Didn't you notice right in the first level of the game you have to go into (Ghost Clan) how the light given off by the torches was static all the while the torch's fire was billowing and changing in intensity? Didn't that automatically cancel your suspension of disbelief? Weren't you otherwise bothered any time your car went through the shadow of a canyon wall and you saw your vehicle shadow flip around because it was now being projected from a different point in space?
It's funny because in DOOM 3, screenshots didn't do the game justice as the game was only truly experienced while playing (or in videos). Because that's the only way you could appreciate the dynamic lights and shadows, the bumpmapping and specular highlights, the multitude of dynamic geometry that permeated the levels. While moving, the harshness of the shadow volumes and the low-polycount of the models almost faded away. Rage is the complete opposite. It looks great in screenshots but doesn't hold up, at all, while moving.

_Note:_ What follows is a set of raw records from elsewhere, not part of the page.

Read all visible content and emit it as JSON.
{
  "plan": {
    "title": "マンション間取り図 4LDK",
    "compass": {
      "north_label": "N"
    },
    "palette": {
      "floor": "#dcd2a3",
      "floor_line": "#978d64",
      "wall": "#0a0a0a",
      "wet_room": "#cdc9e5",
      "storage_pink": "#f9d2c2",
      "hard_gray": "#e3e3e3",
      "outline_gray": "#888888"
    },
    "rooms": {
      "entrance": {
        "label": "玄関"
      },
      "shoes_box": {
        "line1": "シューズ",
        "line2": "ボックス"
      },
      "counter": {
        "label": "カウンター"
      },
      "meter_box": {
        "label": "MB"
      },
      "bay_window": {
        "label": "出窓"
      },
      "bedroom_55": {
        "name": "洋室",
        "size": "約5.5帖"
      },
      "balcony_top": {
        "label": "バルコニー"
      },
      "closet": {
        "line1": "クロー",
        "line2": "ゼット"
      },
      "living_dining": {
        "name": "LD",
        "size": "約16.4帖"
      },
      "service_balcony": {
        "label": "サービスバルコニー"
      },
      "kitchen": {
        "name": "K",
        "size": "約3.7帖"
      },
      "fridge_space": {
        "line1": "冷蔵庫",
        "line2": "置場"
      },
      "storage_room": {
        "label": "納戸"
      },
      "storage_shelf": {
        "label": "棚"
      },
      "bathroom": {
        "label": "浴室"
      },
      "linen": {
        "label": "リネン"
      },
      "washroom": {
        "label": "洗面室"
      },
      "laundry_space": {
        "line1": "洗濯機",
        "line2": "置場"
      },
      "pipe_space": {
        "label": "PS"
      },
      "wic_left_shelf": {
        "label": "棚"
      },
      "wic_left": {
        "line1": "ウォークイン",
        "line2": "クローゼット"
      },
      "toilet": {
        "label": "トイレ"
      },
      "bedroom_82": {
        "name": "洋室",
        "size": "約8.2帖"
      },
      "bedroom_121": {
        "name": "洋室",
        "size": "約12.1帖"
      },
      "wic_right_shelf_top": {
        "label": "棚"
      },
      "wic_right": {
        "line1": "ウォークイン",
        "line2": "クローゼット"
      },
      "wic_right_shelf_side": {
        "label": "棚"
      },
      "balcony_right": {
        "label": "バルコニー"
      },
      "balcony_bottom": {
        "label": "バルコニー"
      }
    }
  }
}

So, if Carmack thinks he should dedicate his time to VR goggles it's perfectly fine by me. Honest! I want my holodeck too. I didn't even know latency was so high on HMDs so I'm happy that Carmack is helping get that down. I'd only be worried if Tim, Tiago, Sebbi, Repii, and others graphics programmers/engineers/directors that are pushing the envelope decided to drop what they are doing.